SyndromeDeCainLe2_29092007_141730syndromedecain02pLe résumé.
50 ans ont passé. Victor Granger devenu théologien est toujours hanté par cet homme qui l’a sauvé en 1994 à Oradour. Il recherche cet homme insensible aux balles allemandes qui traverse les âges sans aucune altération. Il est persuadé qu’il est Caïn, frère et meurtrier d’Abel, condamné par Dieu à l’errance éternelle pour son crime.
Sa quête en croise alors une autre, celle de la fusion froide, procédé permettant d’obtenir une source d’énergie inépuisable, propre et peu coûteuse. L’homme mystérieux s’intéresse à ce projet ruiné par l’explosion de L’Institut de recherche en Sciences Nucléaires détruisant ainsi toutes les données probantes.
Victor et ses compagnons toujours sur ses pas se retrouvent à New York où le professeur Mac Gowen, atrocement assassiné, conserve ses notes sur le réacteur du Projet Cold Fusion ainsi qu’une bourse contenant une étrange poudre… Pendant ce temps, Tina Smith, l’agent de la CIA, suit la trace du groupuscule terroriste qui a attaqué nos héros.
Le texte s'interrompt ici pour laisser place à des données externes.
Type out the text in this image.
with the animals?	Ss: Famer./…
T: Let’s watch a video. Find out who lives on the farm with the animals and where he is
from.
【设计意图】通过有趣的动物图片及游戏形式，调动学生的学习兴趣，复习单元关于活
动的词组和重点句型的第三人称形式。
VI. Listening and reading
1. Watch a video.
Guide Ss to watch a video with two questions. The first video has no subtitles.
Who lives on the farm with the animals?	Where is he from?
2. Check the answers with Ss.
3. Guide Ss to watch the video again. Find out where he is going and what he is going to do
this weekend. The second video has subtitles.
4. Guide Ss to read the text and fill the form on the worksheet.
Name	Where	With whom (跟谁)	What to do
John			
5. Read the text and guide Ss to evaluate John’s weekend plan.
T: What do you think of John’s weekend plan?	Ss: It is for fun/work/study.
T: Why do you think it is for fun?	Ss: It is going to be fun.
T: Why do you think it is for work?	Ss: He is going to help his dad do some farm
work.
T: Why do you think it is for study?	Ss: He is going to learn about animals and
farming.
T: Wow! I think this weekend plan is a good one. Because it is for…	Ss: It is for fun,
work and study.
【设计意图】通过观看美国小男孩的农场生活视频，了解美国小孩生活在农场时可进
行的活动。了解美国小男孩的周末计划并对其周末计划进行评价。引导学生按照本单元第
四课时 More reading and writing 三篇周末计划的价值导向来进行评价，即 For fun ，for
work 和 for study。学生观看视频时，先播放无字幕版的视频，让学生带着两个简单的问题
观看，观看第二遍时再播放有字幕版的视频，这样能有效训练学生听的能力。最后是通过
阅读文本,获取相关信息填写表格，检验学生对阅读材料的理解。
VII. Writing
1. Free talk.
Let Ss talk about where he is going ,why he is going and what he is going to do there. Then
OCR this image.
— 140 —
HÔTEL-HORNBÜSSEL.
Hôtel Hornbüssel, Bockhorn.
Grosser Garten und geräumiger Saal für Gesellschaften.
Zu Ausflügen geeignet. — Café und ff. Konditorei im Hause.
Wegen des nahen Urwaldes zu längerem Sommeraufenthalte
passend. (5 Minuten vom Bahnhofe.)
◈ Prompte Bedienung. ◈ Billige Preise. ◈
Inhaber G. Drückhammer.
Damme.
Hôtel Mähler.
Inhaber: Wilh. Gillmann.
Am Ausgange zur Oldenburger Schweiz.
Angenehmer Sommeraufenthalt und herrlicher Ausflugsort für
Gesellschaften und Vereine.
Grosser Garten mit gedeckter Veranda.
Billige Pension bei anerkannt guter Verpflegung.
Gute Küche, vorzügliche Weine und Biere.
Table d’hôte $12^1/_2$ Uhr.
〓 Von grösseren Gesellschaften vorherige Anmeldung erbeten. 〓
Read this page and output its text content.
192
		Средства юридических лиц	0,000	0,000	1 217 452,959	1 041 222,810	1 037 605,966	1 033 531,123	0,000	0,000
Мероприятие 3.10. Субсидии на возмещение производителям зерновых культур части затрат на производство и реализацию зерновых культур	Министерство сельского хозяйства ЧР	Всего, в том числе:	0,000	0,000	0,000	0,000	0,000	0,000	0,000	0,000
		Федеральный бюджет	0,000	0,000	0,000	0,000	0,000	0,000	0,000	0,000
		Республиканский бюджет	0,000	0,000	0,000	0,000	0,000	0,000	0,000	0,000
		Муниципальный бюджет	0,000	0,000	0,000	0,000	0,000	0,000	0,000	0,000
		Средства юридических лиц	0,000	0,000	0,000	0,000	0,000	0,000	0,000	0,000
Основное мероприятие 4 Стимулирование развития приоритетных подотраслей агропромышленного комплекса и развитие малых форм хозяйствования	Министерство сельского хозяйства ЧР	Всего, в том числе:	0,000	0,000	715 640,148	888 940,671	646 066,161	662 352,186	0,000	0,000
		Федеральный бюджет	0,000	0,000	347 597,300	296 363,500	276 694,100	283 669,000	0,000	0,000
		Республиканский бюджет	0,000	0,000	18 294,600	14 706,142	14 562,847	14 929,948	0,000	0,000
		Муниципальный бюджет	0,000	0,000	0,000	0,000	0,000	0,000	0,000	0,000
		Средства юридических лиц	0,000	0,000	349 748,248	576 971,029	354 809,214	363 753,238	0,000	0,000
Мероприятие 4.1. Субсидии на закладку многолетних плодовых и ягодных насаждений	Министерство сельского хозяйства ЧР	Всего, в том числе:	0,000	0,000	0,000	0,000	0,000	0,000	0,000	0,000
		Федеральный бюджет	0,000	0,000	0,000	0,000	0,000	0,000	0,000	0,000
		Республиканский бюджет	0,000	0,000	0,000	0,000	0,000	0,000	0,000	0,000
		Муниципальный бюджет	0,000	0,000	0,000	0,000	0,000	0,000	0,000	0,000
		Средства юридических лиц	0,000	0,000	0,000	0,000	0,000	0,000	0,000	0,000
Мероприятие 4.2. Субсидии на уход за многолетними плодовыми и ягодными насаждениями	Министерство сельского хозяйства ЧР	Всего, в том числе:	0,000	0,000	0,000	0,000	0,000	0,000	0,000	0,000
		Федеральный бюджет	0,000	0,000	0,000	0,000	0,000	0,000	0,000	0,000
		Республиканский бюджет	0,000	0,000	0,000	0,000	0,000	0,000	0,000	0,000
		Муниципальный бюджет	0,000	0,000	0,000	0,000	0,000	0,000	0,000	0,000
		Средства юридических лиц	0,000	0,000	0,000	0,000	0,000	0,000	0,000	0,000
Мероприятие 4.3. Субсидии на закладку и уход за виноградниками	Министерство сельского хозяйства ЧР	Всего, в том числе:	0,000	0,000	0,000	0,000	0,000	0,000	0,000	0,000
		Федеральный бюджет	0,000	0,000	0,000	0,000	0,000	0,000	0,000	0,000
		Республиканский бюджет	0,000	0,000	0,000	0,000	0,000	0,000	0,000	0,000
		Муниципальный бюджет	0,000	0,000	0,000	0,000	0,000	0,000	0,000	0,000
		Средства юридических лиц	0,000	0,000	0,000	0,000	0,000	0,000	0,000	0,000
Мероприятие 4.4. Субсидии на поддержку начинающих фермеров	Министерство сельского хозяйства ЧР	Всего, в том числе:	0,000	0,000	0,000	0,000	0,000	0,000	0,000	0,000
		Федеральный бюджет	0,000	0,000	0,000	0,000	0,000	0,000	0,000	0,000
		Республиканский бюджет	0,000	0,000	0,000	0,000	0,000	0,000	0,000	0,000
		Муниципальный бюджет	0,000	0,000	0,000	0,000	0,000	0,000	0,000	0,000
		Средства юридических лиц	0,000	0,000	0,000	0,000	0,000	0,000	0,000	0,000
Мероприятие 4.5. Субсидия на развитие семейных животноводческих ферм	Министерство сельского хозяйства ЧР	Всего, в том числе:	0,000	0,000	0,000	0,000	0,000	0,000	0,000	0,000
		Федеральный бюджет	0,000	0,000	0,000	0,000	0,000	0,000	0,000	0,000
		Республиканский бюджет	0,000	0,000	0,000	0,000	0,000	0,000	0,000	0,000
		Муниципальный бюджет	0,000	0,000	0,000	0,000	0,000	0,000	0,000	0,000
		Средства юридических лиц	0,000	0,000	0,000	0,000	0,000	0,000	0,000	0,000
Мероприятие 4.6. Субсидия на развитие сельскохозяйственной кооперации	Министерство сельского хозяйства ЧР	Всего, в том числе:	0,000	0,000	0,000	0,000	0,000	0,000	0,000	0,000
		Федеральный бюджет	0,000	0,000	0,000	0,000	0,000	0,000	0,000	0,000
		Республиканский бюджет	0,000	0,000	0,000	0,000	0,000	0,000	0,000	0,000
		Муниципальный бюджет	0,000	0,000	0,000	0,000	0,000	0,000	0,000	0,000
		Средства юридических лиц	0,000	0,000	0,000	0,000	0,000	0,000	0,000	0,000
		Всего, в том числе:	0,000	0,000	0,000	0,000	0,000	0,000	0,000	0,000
Une piste qui l’amène également à New York où elle interroge Maxwell Baron, le PDG de la secte « Divine Light » qui semble être si proche des tueurs.
Quel est ce groupe de terroristes religieux qui sème la mort autour du Projet Cold Fusion ? Ont-ils un lien avec Andrea Balgani, l’homme d’Oradour ?

Mon avis.
Un tome 2 de bonne facture du tandem Tackian / Mutti  qui suit le sillon du tome initial. Un album très dense, riche en rebondissements et aussi très complexe à cause du nombre élevé d’intervenants .Je remercie d’ailleurs les auteurs d’avoir mis en début d’album, une petite présentation des protagonistes qui s’avère très utile.
Avec comme toile de fond le mythe de Caïn et Abel, Tackian nous livre un récit d’espionnage sous fond d’ésotérisme bien ficelé. Par contre, je vous laisse juge sur l’originalité de cet opus car les thrillers religieux foisonnent pour le moment. Vous en voulez encore ?
En ce qui concerne le dessin réaliste de Mutti, il est plutôt agréable.
 Deux petites remarques néanmoins, certains personnages ont une vilaine manie à se ressembler et les couleurs sont un peu trop informatiques à mon goût. Mais l’ensemble donne une réelle ambiance très grand écran.
Alors stop ou encore? Allez encore, ne boudons pas notre plaisir surtout que c’est un véritable tour du monde et des siècles que nous propose cette série.